Peter Dornauf – 4 November, 2010
There's nothing better than seeing an art gallery, on its exterior, declaring visually what it's about. There are few modern examples of such practice but the Pompidou comes to mind among others. With an economy of means, the Wallace Gallery has managed to capture a declaration of purpose on its façade in the judiciously coloured abstract patterns painted on its exterior walls. Full marks to the designer.
For a small country where the arts are well down the list, (witness the fact of no national gallery) unless of course it’s the Hobbit and then it’s marching in the streets, New Zealand has its fair share of art benefactors.

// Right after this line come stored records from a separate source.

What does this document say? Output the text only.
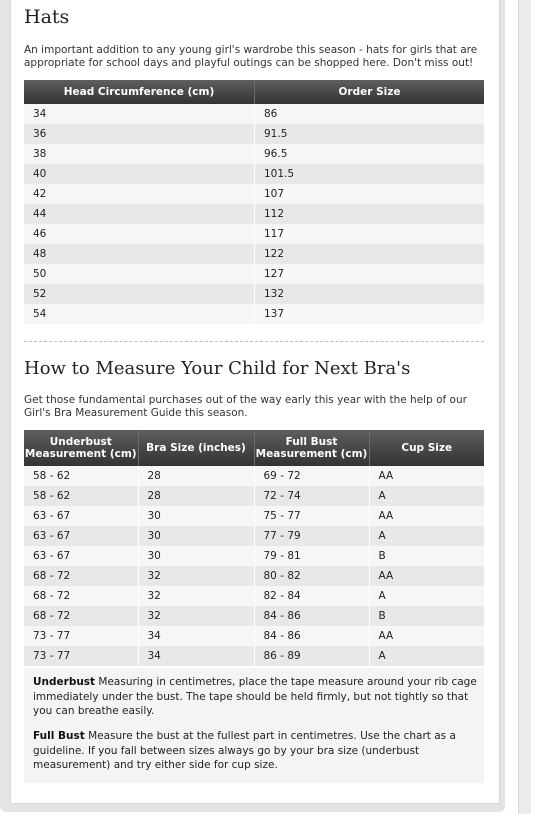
Hats

An important addition to any young girl's wardrobe this season - hats for girls that are appropriate for school days and playful outings can be shopped here. Don't miss out!

Head Circumference (cm)	Order Size
34	86
36	91.5
38	96.5
40	101.5
42	107
44	112
46	117
48	122
50	127
52	132
54	137
How to Measure Your Child for Next Bra's

Get those fundamental purchases out of the way early this year with the help of our Girl's Bra Measurement Guide this season.

Underbust Measurement (cm)	Bra Size (inches)	Full Bust Measurement (cm)	Cup Size
58 - 62	28	69 - 72	AA
58 - 62	28	72 - 74	A
63 - 67	30	75 - 77	AA
63 - 67	30	77 - 79	A
63 - 67	30	79 - 81	B
68 - 72	32	80 - 82	AA
68 - 72	32	82 - 84	A
68 - 72	32	84 - 86	B
73 - 77	34	84 - 86	AA
73 - 77	34	86 - 89	A

Underbust Measuring in centimetres, place the tape measure around your rib cage immediately under the bust. The tape should be held firmly, but not tightly so that you can breathe easily.

Full Bust Measure the bust at the fullest part in centimetres. Use the chart as a guideline. If you fall between sizes always go by your bra size (underbust measurement) and try either side for cup size.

Britain has its Saatchi but Aotearoa can boast several substantial art patrons who front with the money and have, over time, built up considerable collections of contemporary New Zealand art which contributes exponentially to the health of the cultural fabric of this country. There is the Chartwell, the Barrs, Jenny Gibbs and Fiona Campbell’s travelling Real Art Road Show among the most well known, providing yet another example of a small nation punching above its weight.
James Wallace is another generous champion that can be added to the list. Since the mid sixties he’s been regarded by many as art philanthropist extraordinaire, buying and building a sizeable collection of paintings and sculpture as well as sponsoring successive art awards.
Now he’s provided funding to display these collections, making them much more accessible to the public. In August there was the opening of the TSB Bank Wallace Arts Centre (Pah Homestead) in Hillsborough and more latterly the opening of the Wallace Gallery in Morrinsville. Fortunately for the Waikato, evangelical Wallace wasn’t put off by an initial cool reception from some of the locals and a converted post office building for the purpose has scrubbed up rather well.
There’s nothing better than seeing an art gallery, on its exterior, declaring visually what it’s about. There are few modern examples of such practice but the Pompidou comes to mind among others. With an economy of means, the Wallace Gallery has managed to capture a declaration of purpose on its façade in the judiciously coloured abstract patterns painted on its exterior walls. Full marks to the designer. Personally I would have gone further and plastered over the seventies split-stone facia work. Too dated and too much of a cosy fireside look, but this is a quibble.
Inside is spacious and high-rooved, enough room to hang significantly large pieces (the McLeod diptych sits comfortably in the space). Evidence of recycling is seen in the doors and gallery seating - panel heaters from the old building have been reconstituted and put to good use. Ethically sound though some may wince at the aesthetics.
The only real down side in the reconstructed space is the large wall-size window at the rear of the gallery that looks out onto a kind of ersatz courtyard with stones and dribbling water. It’s a distracting feature that should be boarded over to provide even more hanging space and eliminate the need for intrusive wings along the interior walls that cramp some of the larger works.
The first exhibition (they are to be changed every two months) is a deliberate eclectic mix, offering a wide cross section that covers everything from an early Ian Scott to the more recent in Richard Kearney’s sculpture, Terra Incognita, selected from a base of five thousand works. The thirty two works in this show (six sculptures) demonstrate a range of styles from expressionism to the postmodern.
Of particular note is Gavin Hurley’s Mountain Boy, 2001, which quotes Rita Angus’s hard edged clarity, depicting a buttoned-up nineteenth century figure, all pious and strict stoic stare, set off against a schematized mountain whose top is smothered in snow like some dollop of sauce poured over a pudding - a wry comment on early colonialism while at the same time playing ironically with the nationalist debate.
Something of the same could be said of Michael Parekowhai’s dual photographs, You’re My Best Friend (I and 2) 2000, which portrays images of the Lone Ranger and sidekick Tonto, plastic model toys, complete with character outfits, blown up to life-size proportions. Yet another riff on the Ten Guitars theme.
Heather Straka has a similar focus with her replica paint job of Sydney Parkinson’s famous work, The Head of a New Zealander. Straka has meticulously copied this early work (1770) with one small but telling addition; a dangling tag with the word ‘Expatriate’ written across it.
Pop art, abstraction and the expressionists are all represented here. Scott’s Sky Steps, 1969, captures the optimism of the sixties with his long legged go-go girls leaping across a McCahonesque landscape, Robert McLeod does a Scottish Jackson Pollock with his dripping triptych called Hotwall, while Eion Stevens engages the quirky and comic juxtaposition of the abstract and figurative in Memo, 1999.
All of these and others provide a smorgasbord of works without any obvious unifying thread, giving the people of Morrinsville and further afield an initial taste while looking forward to subsequent shows where a more calculated curatorial hand will be employed under the guidance of the director, Charlotte Giblin.
It is a brave, even a bold move to bring such a collection of art to the provinces, but the reception, by all accounts, has been positive; a boon for the Waikato.